We work closely with our clients to help them understand this changing landscape and keep abreast of any changes in enforcement focus or guidance issued by the Department of Justice or HHS-OIG.  We also talk to our clients about the importance of a good compliance program and the need for constant training, education, and monitoring to help identify and reduce risk.  At the end of the day though, even the best program cannot completely reduce risk, so we also talk to them about how to respond if they find themselves involved in a government investigation. 

Q: The requirements and market practices around reporting, sharing and using health care data have ballooned this decade. Has that made monitoring and investigating potential issues easier?

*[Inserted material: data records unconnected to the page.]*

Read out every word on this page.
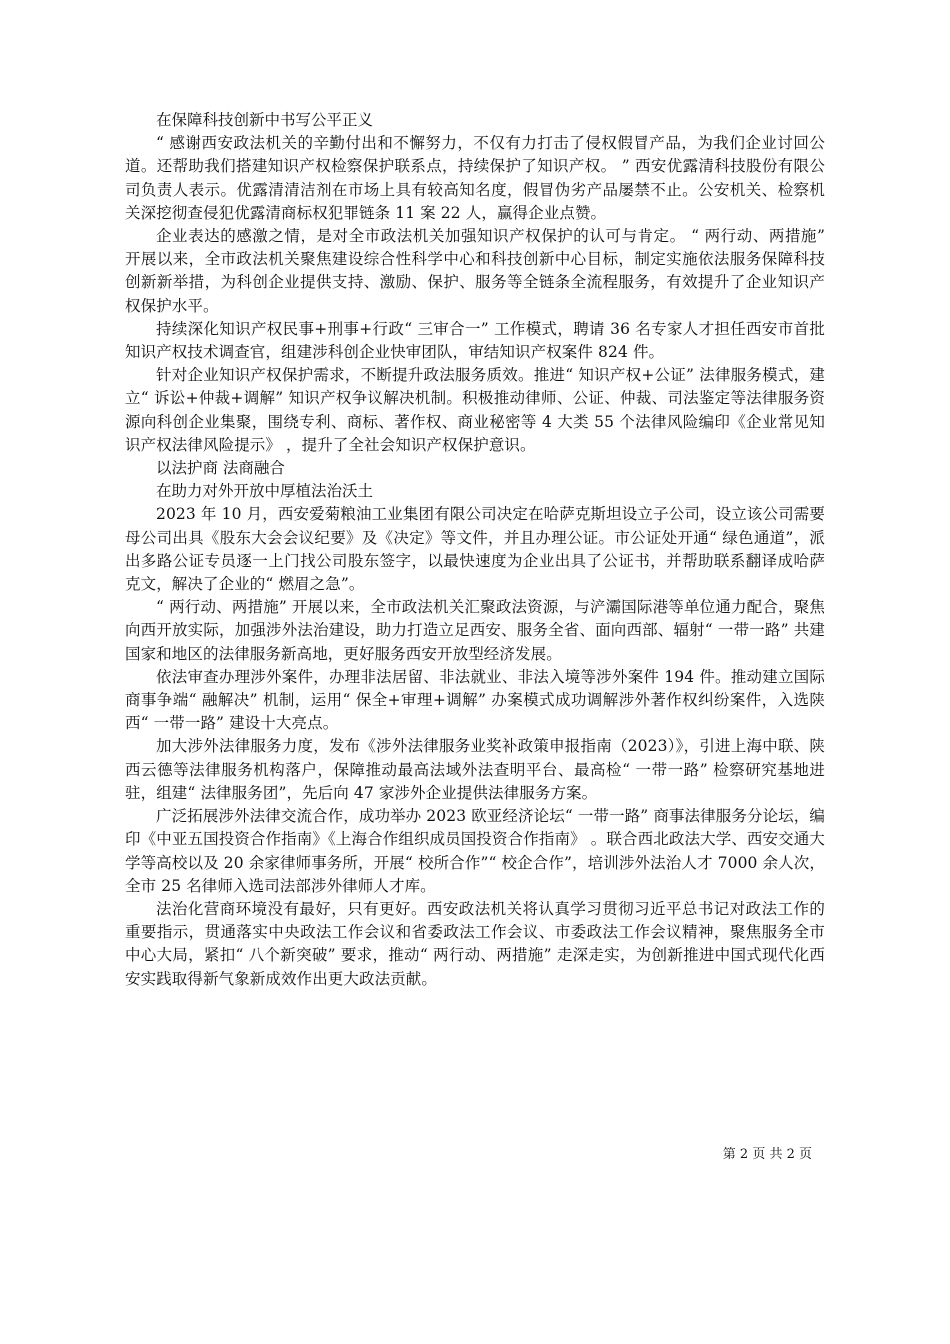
在保障科技创新中书写公平正义

“ 感谢西安政法机关的辛勤付出和不懈努力，不仅有力打击了侵权假冒产品，为我们企业讨回公道。还帮助我们搭建知识产权检察保护联系点，持续保护了知识产权。 ” 西安优露清科技股份有限公司负责人表示。优露清清洁剂在市场上具有较高知名度，假冒伪劣产品屡禁不止。公安机关、检察机关深挖彻查侵犯优露清商标权犯罪链条 11 案 22 人，赢得企业点赞。

企业表达的感激之情，是对全市政法机关加强知识产权保护的认可与肯定。 “ 两行动、两措施” 开展以来，全市政法机关聚焦建设综合性科学中心和科技创新中心目标，制定实施依法服务保障科技创新新举措，为科创企业提供支持、激励、保护、服务等全链条全流程服务，有效提升了企业知识产权保护水平。

持续深化知识产权民事+刑事+行政“ 三审合一” 工作模式，聘请 36 名专家人才担任西安市首批知识产权技术调查官，组建涉科创企业快审团队，审结知识产权案件 824 件。

针对企业知识产权保护需求，不断提升政法服务质效。推进“ 知识产权+公证” 法律服务模式，建立“ 诉讼+仲裁+调解” 知识产权争议解决机制。积极推动律师、公证、仲裁、司法鉴定等法律服务资源向科创企业集聚，围绕专利、商标、著作权、商业秘密等 4 大类 55 个法律风险编印《企业常见知识产权法律风险提示》 ，提升了全社会知识产权保护意识。

以法护商 法商融合

在助力对外开放中厚植法治沃土

2023 年 10 月，西安爱菊粮油工业集团有限公司决定在哈萨克斯坦设立子公司，设立该公司需要母公司出具《股东大会会议纪要》及《决定》等文件，并且办理公证。市公证处开通“ 绿色通道”，派出多路公证专员逐一上门找公司股东签字，以最快速度为企业出具了公证书，并帮助联系翻译成哈萨克文，解决了企业的“ 燃眉之急”。

“ 两行动、两措施” 开展以来，全市政法机关汇聚政法资源，与浐灞国际港等单位通力配合，聚焦向西开放实际，加强涉外法治建设，助力打造立足西安、服务全省、面向西部、辐射“ 一带一路” 共建国家和地区的法律服务新高地，更好服务西安开放型经济发展。

依法审查办理涉外案件，办理非法居留、非法就业、非法入境等涉外案件 194 件。推动建立国际商事争端“ 融解决” 机制，运用“ 保全+审理+调解” 办案模式成功调解涉外著作权纠纷案件，入选陕西“ 一带一路” 建设十大亮点。

加大涉外法律服务力度，发布《涉外法律服务业奖补政策申报指南（2023）》，引进上海中联、陕西云德等法律服务机构落户，保障推动最高法域外法查明平台、最高检“ 一带一路” 检察研究基地进驻，组建“ 法律服务团”，先后向 47 家涉外企业提供法律服务方案。

广泛拓展涉外法律交流合作，成功举办 2023 欧亚经济论坛“ 一带一路” 商事法律服务分论坛，编印《中亚五国投资合作指南》《上海合作组织成员国投资合作指南》 。联合西北政法大学、西安交通大学等高校以及 20 余家律师事务所，开展“ 校所合作”“ 校企合作”，培训涉外法治人才 7000 余人次，全市 25 名律师入选司法部涉外律师人才库。

法治化营商环境没有最好，只有更好。西安政法机关将认真学习贯彻习近平总书记对政法工作的重要指示，贯通落实中央政法工作会议和省委政法工作会议、市委政法工作会议精神，聚焦服务全市中心大局，紧扣“ 八个新突破” 要求，推动“ 两行动、两措施” 走深走实，为创新推进中国式现代化西安实践取得新气象新成效作出更大政法贡献。

第 2 页 共 2 页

A: Data is a huge driver in government investigations.  New reporting requirements have certainly made it easier for whistleblowers and others to identify suspected fraud waste and abuse and bring it to the attention of the government.  That said, the government has been leveraging provider data for some time and is getting better at it every day especially in the post-acute space.  For clients that have a good handle on their data, it’s also made it easier for them to manage compliance challenges.  However, sometimes the data can be overwhelming or lead in the wrong direction.  I always counsel clients who are audited by various Medicare and Medicaid contractors to make sure they take a close look at what data is requested and what other data may be available to support services billed.

Q: What are some notable cases around the country that you're tracking that could have repercussions for Nashville and/or Tennessee?

A: Two big ones:

United States v. AseraCare, a recent 11th Circuit decision involving medical necessity claims brought by the government under the False Claims Act.  The court held that the government needs to show "something more than the mere difference of reasonable opinion" between two medical practitioners to establish that a claim isn't medically necessary and therefore false.  At the end of the day, this decision is going to raise the bar for the government to prove that a claim is “false” because it lacked medical necessity.  In short, it will require more than a difference of opinion between a government expert reviewing the claims after the fact and the treating physician.  I like to refer to this requirement as "medical necessity plus" with the "plus" being something more, like pressure to make and admission, bonuses based on services rendered, to recognition internally that claims may not be medically necessary.

U.S. ex rel. J. William Bookwalter, III, M.D. et al. v. UPMC et al. is a 3rd Circuit case, where the court overruled a dismissal of a False Claims Act case brought on alleged violations of the Stark Law.  The court held that the case should not have been dismissed and discovery could go forward because there appeared to be a connection between physician productivity-based compensation and the volume of those surgeons’ referrals for inpatient hospital services.  One allegation the court focused on is that some of the physicians received compensation in excess of collections for the professional services they rendered.  While this decision may be at odds with some of the proposed changes to the Stark Law and Anti-Kickback Statute, it’s still good law and is sure to invigorate some Stark Law-based False Claims Act cases. The UPMC decision is a bit disquieting for physician employers.  While the court seemed to focus on the weight of all the allegations taken together, some of the allegations the court focused on are not uncommon for many facilities. 

Q: Nashville General Hospital's class action vs. Momenta Pharmaceuticals was recently granted class-action status, marking the first time in nearly half a century that a city entity has done so. How unusual is it to see a publicly owned safety-net hospital in the lead of a case like this?

A: It is becoming more and more common.  As hospitals face ever-tighter budgets, we've seen more and more of them turn to class action and other litigation to try to recover money they believe they improperly paid.  Anti-trust actions like this one are particularly popular, and the benefits to Nashville General as the lead plaintiff could be substantial.